Tuesday, December 4, 2007

California has the law, but what can they do with it?

California has a landmark law to reverse global warming; Governor Schwarzenegger hailed the law as an example for the rest of the country. But is the world, or even California, now safe from the inevitable climate changes that the planet has experienced throughout its history and existence?

The governor has promoted the state as a world leader in reducing greenhouse gases, praising the law as a template for the nation and other countries to follow as they seek ways to reverse global warming. Even now Hawaii and New Jersey are ready to follow California and Congress, led by Democrats, is considering basing a federal law on California’s version.

Everything is hunky dory for the environmentalists; the law is in place, the only problem is “what do we do now”?

"We're trying to figure out how in the world we're going to make this work," said Catherine Reheis-Boyd, chief operating officer at the Western States Petroleum Association. "There's too much at stake here to do it wrong."

What is “at stake”; well only the entire economy of a state with a population of 37 million and whose economy is larger than most countries of Europe.

California is the world's 12th largest producer of greenhouse gases and the new law is expected to affect about 800 manufacturing facilities. Major industries including utilities, oil and gas refineries, large manufacturers, timber companies and cement plants are required to collectively cut emissions over the next 13 years so the state can return to 1990 emission levels.

Air regulator experts (if there is such a thing) estimate greenhouse gas emissions will have to be reduced by 174 million metric tons but basic questions must be answered in order to implement the law; for example, are there tracking systems that can measure greenhouse gas emissions, can businesses determine what their emissions were in 1990, and how can the state verify emission cuts as they occur.

It is also nuclear whether companies will be given credit for programs to reduce emissions that were, or would be, started before the emission caps take effect in 2012, leaving the state just eight years to reduce emissions to 1990 levels.

"What's a company to do today? Should they go ahead and do emission reductions?" said Dorothy Rothrock, vice president of the California Manufacturers and Technology Association.
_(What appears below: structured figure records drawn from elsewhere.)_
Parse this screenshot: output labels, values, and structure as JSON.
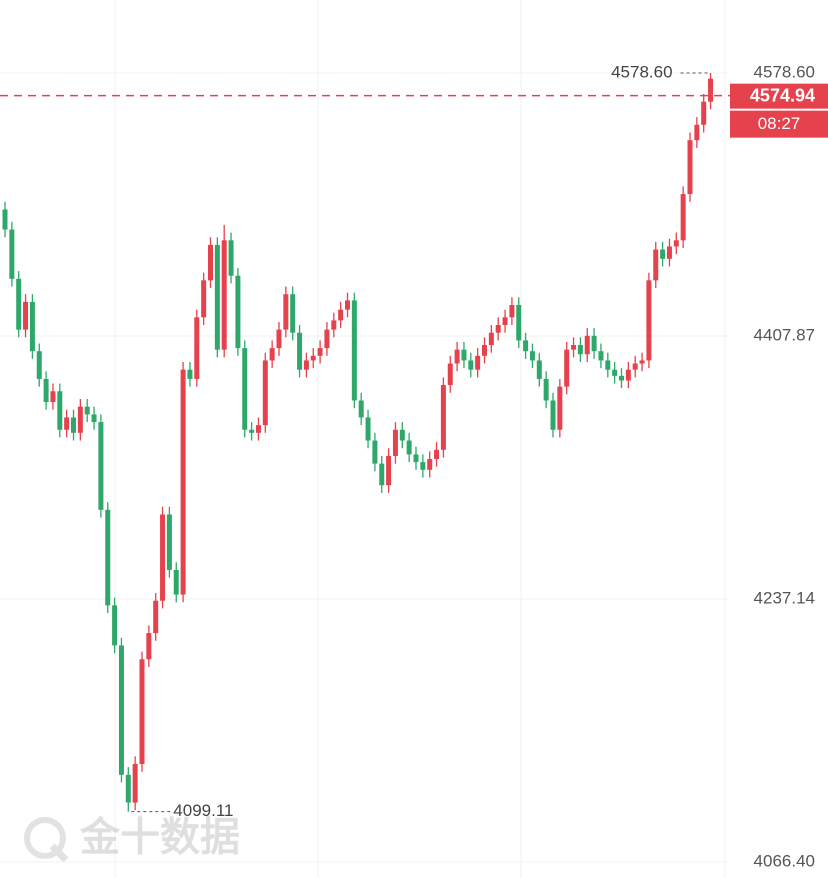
{
  "chart_data": {
    "type": "candlestick",
    "up_color": "#e5424d",
    "down_color": "#2ea86a",
    "ylim": [
      4056,
      4626
    ],
    "yticks": [
      {
        "value": 4066.4,
        "label": "4066.40"
      },
      4237.14,
      4407.87,
      {
        "value": 4578.6,
        "label": "4578.60"
      }
    ],
    "grid": true,
    "open": [
      4490,
      4477,
      4445,
      4412,
      4430,
      4398,
      4380,
      4365,
      4372,
      4347,
      4355,
      4345,
      4362,
      4357,
      4352,
      4295,
      4233,
      4207,
      4123,
      4105,
      4130,
      4198,
      4215,
      4236,
      4292,
      4256,
      4240,
      4386,
      4380,
      4420,
      4444,
      4467,
      4399,
      4470,
      4447,
      4400,
      4347,
      4345,
      4350,
      4392,
      4400,
      4412,
      4435,
      4410,
      4386,
      4392,
      4395,
      4400,
      4412,
      4418,
      4425,
      4431,
      4366,
      4355,
      4340,
      4325,
      4311,
      4330,
      4347,
      4340,
      4331,
      4326,
      4321,
      4328,
      4334,
      4376,
      4390,
      4399,
      4392,
      4386,
      4395,
      4402,
      4410,
      4415,
      4420,
      4428,
      4405,
      4398,
      4392,
      4380,
      4366,
      4347,
      4375,
      4399,
      4402,
      4396,
      4408,
      4398,
      4392,
      4386,
      4382,
      4379,
      4386,
      4390,
      4392,
      4444,
      4464,
      4458,
      4466,
      4470,
      4500,
      4535,
      4545,
      4560
    ],
    "high": [
      4495,
      4482,
      4450,
      4435,
      4435,
      4403,
      4385,
      4377,
      4377,
      4360,
      4360,
      4367,
      4367,
      4362,
      4357,
      4300,
      4238,
      4212,
      4128,
      4135,
      4203,
      4220,
      4241,
      4297,
      4297,
      4261,
      4391,
      4391,
      4425,
      4449,
      4472,
      4472,
      4480,
      4475,
      4452,
      4405,
      4352,
      4355,
      4397,
      4405,
      4417,
      4440,
      4440,
      4415,
      4397,
      4400,
      4405,
      4417,
      4423,
      4430,
      4436,
      4436,
      4371,
      4360,
      4345,
      4330,
      4335,
      4352,
      4352,
      4345,
      4336,
      4331,
      4333,
      4339,
      4381,
      4395,
      4404,
      4404,
      4397,
      4400,
      4407,
      4415,
      4420,
      4425,
      4433,
      4433,
      4410,
      4403,
      4397,
      4385,
      4371,
      4380,
      4404,
      4407,
      4407,
      4413,
      4413,
      4403,
      4397,
      4391,
      4387,
      4391,
      4395,
      4397,
      4449,
      4469,
      4469,
      4471,
      4475,
      4505,
      4540,
      4550,
      4565,
      4578.6
    ],
    "low": [
      4472,
      4440,
      4407,
      4407,
      4393,
      4375,
      4360,
      4360,
      4342,
      4342,
      4340,
      4340,
      4352,
      4347,
      4290,
      4228,
      4202,
      4118,
      4099.11,
      4100,
      4125,
      4193,
      4210,
      4231,
      4251,
      4235,
      4235,
      4375,
      4375,
      4415,
      4439,
      4394,
      4394,
      4442,
      4395,
      4342,
      4340,
      4340,
      4345,
      4387,
      4395,
      4407,
      4405,
      4381,
      4381,
      4387,
      4390,
      4395,
      4407,
      4413,
      4420,
      4361,
      4350,
      4335,
      4320,
      4306,
      4306,
      4325,
      4335,
      4326,
      4321,
      4316,
      4316,
      4323,
      4329,
      4371,
      4385,
      4387,
      4381,
      4381,
      4390,
      4397,
      4405,
      4410,
      4415,
      4400,
      4393,
      4387,
      4375,
      4361,
      4342,
      4342,
      4370,
      4394,
      4391,
      4391,
      4393,
      4387,
      4381,
      4377,
      4374,
      4374,
      4381,
      4385,
      4387,
      4439,
      4453,
      4453,
      4461,
      4465,
      4495,
      4530,
      4540,
      4555
    ],
    "close": [
      4477,
      4445,
      4412,
      4430,
      4398,
      4380,
      4365,
      4372,
      4347,
      4355,
      4345,
      4362,
      4357,
      4352,
      4295,
      4233,
      4207,
      4123,
      4105,
      4130,
      4198,
      4215,
      4236,
      4292,
      4256,
      4240,
      4386,
      4380,
      4420,
      4444,
      4467,
      4399,
      4470,
      4447,
      4400,
      4347,
      4345,
      4350,
      4392,
      4400,
      4412,
      4435,
      4410,
      4386,
      4392,
      4395,
      4400,
      4412,
      4418,
      4425,
      4431,
      4366,
      4355,
      4340,
      4325,
      4311,
      4330,
      4347,
      4340,
      4331,
      4326,
      4321,
      4328,
      4334,
      4376,
      4390,
      4399,
      4392,
      4386,
      4395,
      4402,
      4410,
      4415,
      4420,
      4428,
      4405,
      4398,
      4392,
      4380,
      4366,
      4347,
      4375,
      4399,
      4402,
      4396,
      4408,
      4398,
      4392,
      4386,
      4382,
      4379,
      4386,
      4390,
      4392,
      4444,
      4464,
      4458,
      4466,
      4470,
      4500,
      4535,
      4545,
      4560,
      4574.94
    ],
    "last_price": 4574.94,
    "countdown": "08:27",
    "high_marker": {
      "value": 4578.6,
      "label": "4578.60"
    },
    "low_marker": 4099.11,
    "watermark": "金十数据"
  }
}
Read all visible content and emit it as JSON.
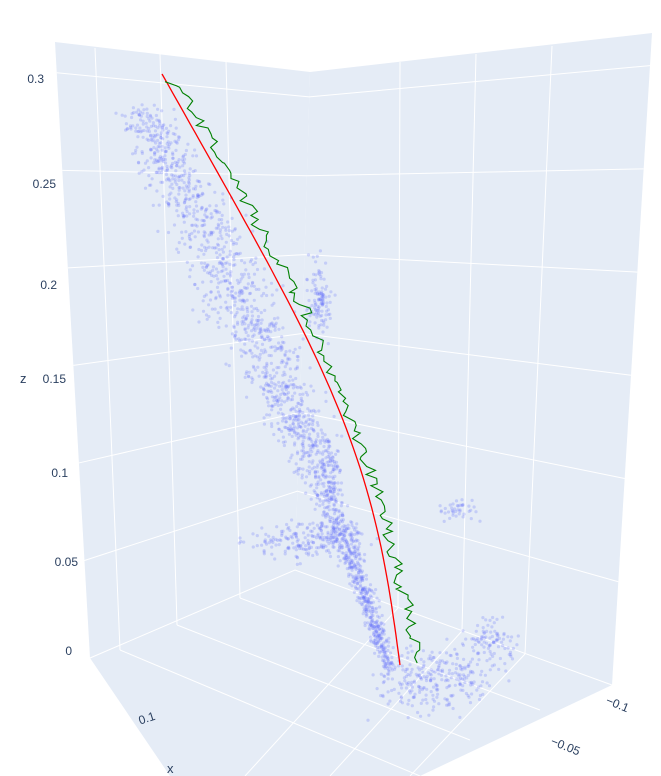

What about companies that are unable to reduce emissions; will they have to shut down and what will happen to the people they employ?

California's utilities and factories are among the country's most efficient electricity producers and users, largely due to the state's high cost of energy. California's utilities use more cleaner-burning natural gas, hydroelectricity and renewable sources than power plants in most other states which rely chiefly on coal. But California utilities still will be required to invest millions more to meet California's ambitious greenhouse gas emission targets.

Manufacturers have warned the law could put factories out of business and that the global warming law will only add to the price of doing business in a state already known for its high cost of doing business because of a strict regulatory environment.

California faces the prospects of lengthy and expensive litigation as businesses struggle to stay in business. And what does the State Air Resources Board chairwoman Mary Nichols say - "It's more complicated than anything we've had to do before, the state will be working through the challenges for years to come.”

One thing we can be sure about, ‘do gooder’ Democrats and environmentalists have no shortage of ideas to mess up the country, and unfortunately Governor Schwarzenegger has bought into their schemes.